Já existem instruções normativas do Ministério da Agricultura, Pecuária e Abastecimento, editada em 2008, que determina limites para a pulverização aérea de agrotóxicos e pesticidas entre cidades, povoados, mananciais de água e agrupamentos de animais, entre 250 e 500 metros. Entretanto inúmeros relatos chegaram até a Assembleia Legislativa do Ceará mostrando que as regras não são respeitadas.

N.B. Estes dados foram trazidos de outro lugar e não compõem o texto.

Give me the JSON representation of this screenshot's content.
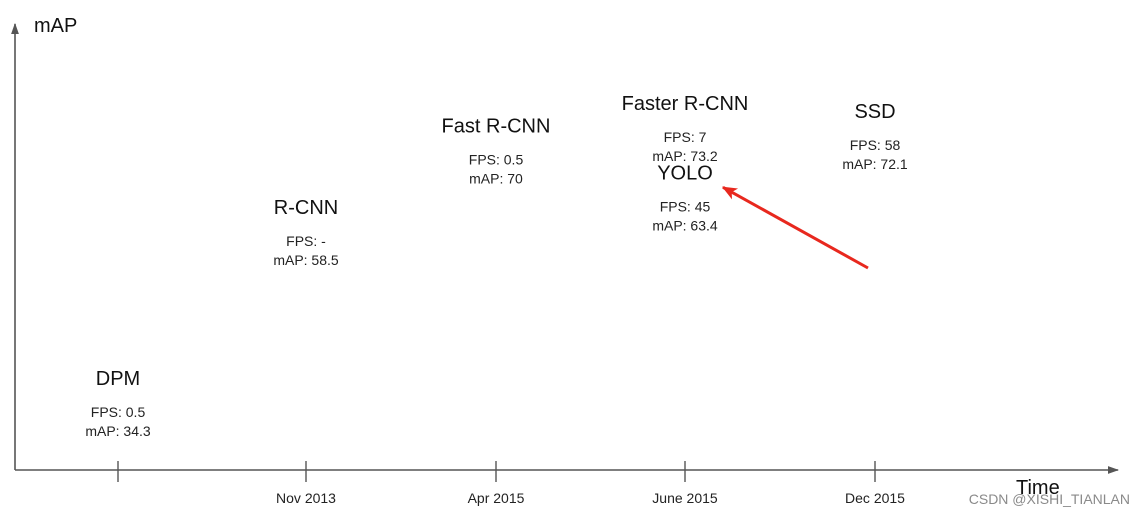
{
  "chart_data": {
    "type": "scatter",
    "title": "",
    "xlabel": "Time",
    "ylabel": "mAP",
    "x_ticks": [
      "Nov 2013",
      "Apr 2015",
      "June 2015",
      "Dec 2015"
    ],
    "grid": false,
    "points": [
      {
        "name": "DPM",
        "date": "",
        "fps": "0.5",
        "map": 34.3
      },
      {
        "name": "R-CNN",
        "date": "Nov 2013",
        "fps": "-",
        "map": 58.5
      },
      {
        "name": "Fast R-CNN",
        "date": "Apr 2015",
        "fps": "0.5",
        "map": 70
      },
      {
        "name": "Faster R-CNN",
        "date": "June 2015",
        "fps": "7",
        "map": 73.2
      },
      {
        "name": "YOLO",
        "date": "June 2015",
        "fps": "45",
        "map": 63.4
      },
      {
        "name": "SSD",
        "date": "Dec 2015",
        "fps": "58",
        "map": 72.1
      }
    ],
    "fps_prefix": "FPS: ",
    "map_prefix": "mAP: ",
    "annotation": {
      "type": "arrow",
      "target": "YOLO",
      "color": "#e8281e"
    }
  },
  "watermark": "CSDN @XISHI_TIANLAN"
}
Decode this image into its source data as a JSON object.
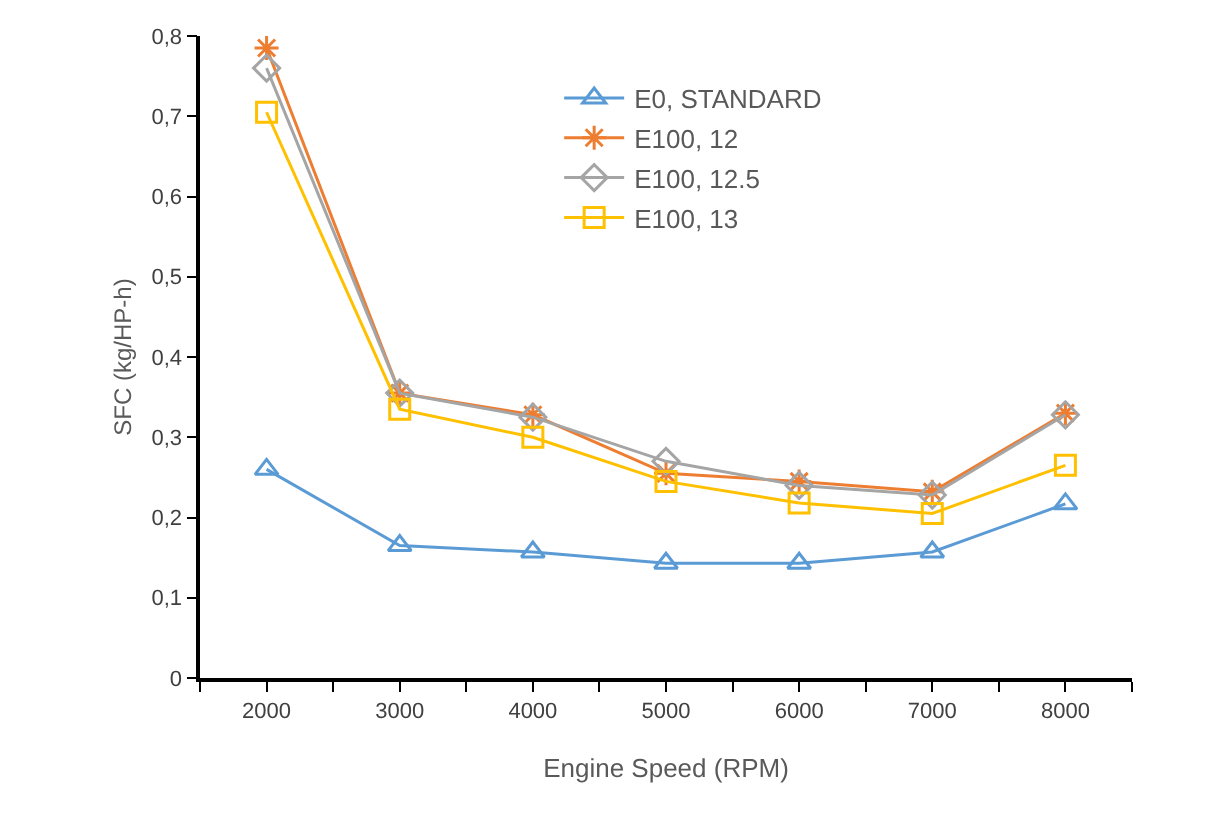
{
  "chart_data": {
    "type": "line",
    "xlabel": "Engine Speed (RPM)",
    "ylabel": "SFC (kg/HP-h)",
    "categories": [
      "2000",
      "3000",
      "4000",
      "5000",
      "6000",
      "7000",
      "8000"
    ],
    "series": [
      {
        "name": "E0, STANDARD",
        "color": "#5b9bd5",
        "marker": "triangle",
        "values": [
          0.26,
          0.165,
          0.157,
          0.143,
          0.143,
          0.157,
          0.217
        ]
      },
      {
        "name": "E100, 12",
        "color": "#ed7d31",
        "marker": "cross",
        "values": [
          0.785,
          0.355,
          0.328,
          0.255,
          0.245,
          0.232,
          0.33
        ]
      },
      {
        "name": "E100, 12.5",
        "color": "#a5a5a5",
        "marker": "diamond",
        "values": [
          0.76,
          0.355,
          0.325,
          0.27,
          0.24,
          0.228,
          0.328
        ]
      },
      {
        "name": "E100, 13",
        "color": "#ffc000",
        "marker": "square",
        "values": [
          0.705,
          0.335,
          0.3,
          0.245,
          0.218,
          0.205,
          0.265
        ]
      }
    ],
    "ylim": [
      0,
      0.8
    ],
    "yticks": [
      0,
      {
        "value": 0.1,
        "label": "0,1"
      },
      {
        "value": 0.2,
        "label": "0,2"
      },
      {
        "value": 0.3,
        "label": "0,3"
      },
      {
        "value": 0.4,
        "label": "0,4"
      },
      {
        "value": 0.5,
        "label": "0,5"
      },
      {
        "value": 0.6,
        "label": "0,6"
      },
      {
        "value": 0.7,
        "label": "0,7"
      },
      {
        "value": 0.8,
        "label": "0,8"
      }
    ],
    "grid": false,
    "legend": "top right",
    "line_style": "solid"
  }
}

A moradora Socorro Guimarães, 42 anos, diz ter perdido 120 galinhas, em 2010, após uma chuva de agrotóxicos cair sobre sua família e propriedade. Já a professora Raquel Rigotto, do Departamento de Saúde Comunitária da Faculdade de Medicina da Universidade Federal do Ceará (UFC), conta que em 2007 presenciou a prática durante um trabalho de campo sobre os impactos da exposição de agrotóxicos sobre a saúde. “Inclusive, quem nos avisou foi o Zé Maria. Ele nos mostrou galinhas mortas no quintal, roupas no varal com cheiro de veneno”, contou.